Pedentchouk konuyla ilgili şu açıklamalarda bulundu:
“Dizel yakıtlarla benzer bileşime sahip hidrokarbonlara, okyanus yüzeyindeki alglerde rastlıyorduk. Ancak bu derinlikteki mikroplarda bulunduğunu hiç görmemiştik.”
UEA’nın Biyolojik Bilimler Okulu’ndan Dr. David Lea-Smith ise, “Bu hidrokarbonlar, Mariana Çukuru’ndaki mikropların, basınca rağmen hayatta kalmasını sağlıyor olabilir. Çukurdaki basınç, bin 91 kilogramlık bir ağırlığın, bir tırnağına uyguladığı baskıyla eş değer” dedi.
Lea-Smith sözlerine şöyle devam etti:
“Bu maddeler aynı zamanda, okyanus zeminine çökmüş hidrokarbonları tüketen diğer mikroplar için de besin kaynağı olabilir. Fakat bu eşsiz ortamı anlayabilmek için daha fazla araştırma yapmalıyız”
2017 yılında da, Meksika Körfezi’ndeki sızıntıyla yayılan petrolün önemli bir kısmını “yediği” belirtilen, benzer bir bakteri türü keşfedilmişti.

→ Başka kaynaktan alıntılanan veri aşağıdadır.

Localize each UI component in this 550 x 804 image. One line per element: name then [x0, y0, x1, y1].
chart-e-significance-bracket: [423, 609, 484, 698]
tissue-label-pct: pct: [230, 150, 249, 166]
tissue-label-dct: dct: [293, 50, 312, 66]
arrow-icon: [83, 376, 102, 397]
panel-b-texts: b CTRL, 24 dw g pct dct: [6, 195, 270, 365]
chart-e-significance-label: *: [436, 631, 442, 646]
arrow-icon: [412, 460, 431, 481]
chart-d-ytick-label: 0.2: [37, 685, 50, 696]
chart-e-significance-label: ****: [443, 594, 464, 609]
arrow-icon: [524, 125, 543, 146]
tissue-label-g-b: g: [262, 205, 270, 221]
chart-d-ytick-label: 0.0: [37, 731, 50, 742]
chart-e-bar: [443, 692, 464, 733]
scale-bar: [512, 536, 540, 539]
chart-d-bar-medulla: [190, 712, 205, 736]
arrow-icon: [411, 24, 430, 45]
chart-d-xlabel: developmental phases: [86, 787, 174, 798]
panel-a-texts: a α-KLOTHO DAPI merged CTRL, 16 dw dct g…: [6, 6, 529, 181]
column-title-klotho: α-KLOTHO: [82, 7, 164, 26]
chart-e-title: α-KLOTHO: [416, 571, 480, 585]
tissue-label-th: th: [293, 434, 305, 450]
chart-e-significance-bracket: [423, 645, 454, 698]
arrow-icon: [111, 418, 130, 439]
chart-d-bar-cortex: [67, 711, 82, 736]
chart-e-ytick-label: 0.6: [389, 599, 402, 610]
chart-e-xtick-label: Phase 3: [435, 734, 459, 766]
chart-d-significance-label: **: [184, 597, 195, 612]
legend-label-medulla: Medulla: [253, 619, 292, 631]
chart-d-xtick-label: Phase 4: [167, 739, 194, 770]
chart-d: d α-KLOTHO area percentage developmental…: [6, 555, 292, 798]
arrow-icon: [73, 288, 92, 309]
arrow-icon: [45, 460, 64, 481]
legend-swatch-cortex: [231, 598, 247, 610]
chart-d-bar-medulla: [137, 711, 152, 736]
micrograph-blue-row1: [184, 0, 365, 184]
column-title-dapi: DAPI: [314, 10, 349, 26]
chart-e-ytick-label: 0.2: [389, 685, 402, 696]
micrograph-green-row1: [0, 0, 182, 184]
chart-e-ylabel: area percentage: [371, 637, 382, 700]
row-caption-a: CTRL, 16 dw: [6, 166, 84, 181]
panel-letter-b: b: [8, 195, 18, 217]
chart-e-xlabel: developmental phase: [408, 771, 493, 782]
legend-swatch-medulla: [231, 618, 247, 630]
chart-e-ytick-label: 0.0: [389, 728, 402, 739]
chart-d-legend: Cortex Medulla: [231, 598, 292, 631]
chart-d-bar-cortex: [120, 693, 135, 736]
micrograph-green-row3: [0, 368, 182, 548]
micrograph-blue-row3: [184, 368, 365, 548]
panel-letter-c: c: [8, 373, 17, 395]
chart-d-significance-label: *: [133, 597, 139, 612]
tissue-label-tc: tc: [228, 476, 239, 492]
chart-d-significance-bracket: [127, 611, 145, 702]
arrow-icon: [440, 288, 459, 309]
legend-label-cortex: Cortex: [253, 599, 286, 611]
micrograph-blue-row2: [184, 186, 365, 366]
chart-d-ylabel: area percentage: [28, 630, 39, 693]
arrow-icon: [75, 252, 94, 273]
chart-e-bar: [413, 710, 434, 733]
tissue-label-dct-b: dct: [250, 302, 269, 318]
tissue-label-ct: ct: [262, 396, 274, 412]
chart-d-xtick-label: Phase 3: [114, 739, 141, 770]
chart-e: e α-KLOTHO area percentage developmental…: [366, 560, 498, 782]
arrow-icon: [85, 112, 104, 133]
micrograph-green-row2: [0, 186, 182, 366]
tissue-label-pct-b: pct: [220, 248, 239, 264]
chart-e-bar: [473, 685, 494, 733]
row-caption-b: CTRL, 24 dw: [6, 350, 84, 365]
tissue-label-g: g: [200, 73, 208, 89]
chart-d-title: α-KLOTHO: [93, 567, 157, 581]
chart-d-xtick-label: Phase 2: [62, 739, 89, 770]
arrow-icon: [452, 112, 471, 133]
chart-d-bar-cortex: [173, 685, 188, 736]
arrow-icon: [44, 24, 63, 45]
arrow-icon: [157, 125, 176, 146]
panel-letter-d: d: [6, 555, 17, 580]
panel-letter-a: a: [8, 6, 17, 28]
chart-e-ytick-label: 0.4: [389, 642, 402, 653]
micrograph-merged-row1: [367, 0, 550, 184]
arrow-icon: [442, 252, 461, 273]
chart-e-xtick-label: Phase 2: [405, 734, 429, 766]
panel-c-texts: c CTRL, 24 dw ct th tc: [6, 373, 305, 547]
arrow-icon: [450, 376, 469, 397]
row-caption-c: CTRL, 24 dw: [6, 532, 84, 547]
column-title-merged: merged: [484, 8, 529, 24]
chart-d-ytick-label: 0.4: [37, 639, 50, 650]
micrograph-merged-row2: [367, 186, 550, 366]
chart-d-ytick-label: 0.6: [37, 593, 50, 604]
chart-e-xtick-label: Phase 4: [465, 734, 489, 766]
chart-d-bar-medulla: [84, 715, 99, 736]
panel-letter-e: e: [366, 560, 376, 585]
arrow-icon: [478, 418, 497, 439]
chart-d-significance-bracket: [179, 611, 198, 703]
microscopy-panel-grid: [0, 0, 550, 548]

Kurtarma ekipleri, petrolü dağıtmak ve bakterilerin bulunduğu derinliğe ittirmek için milyonlarca varil kimyasalı okyanusa dökmüştü.
Ancak Microbiome adlı bilimsel yayında yer verilen çalışmaya göre, söz konusu bakterilerin petrol sızıntılarıyla oluşan kirliliğin temizlenmesinde nasıl bir rol oynadığı henüz net değil.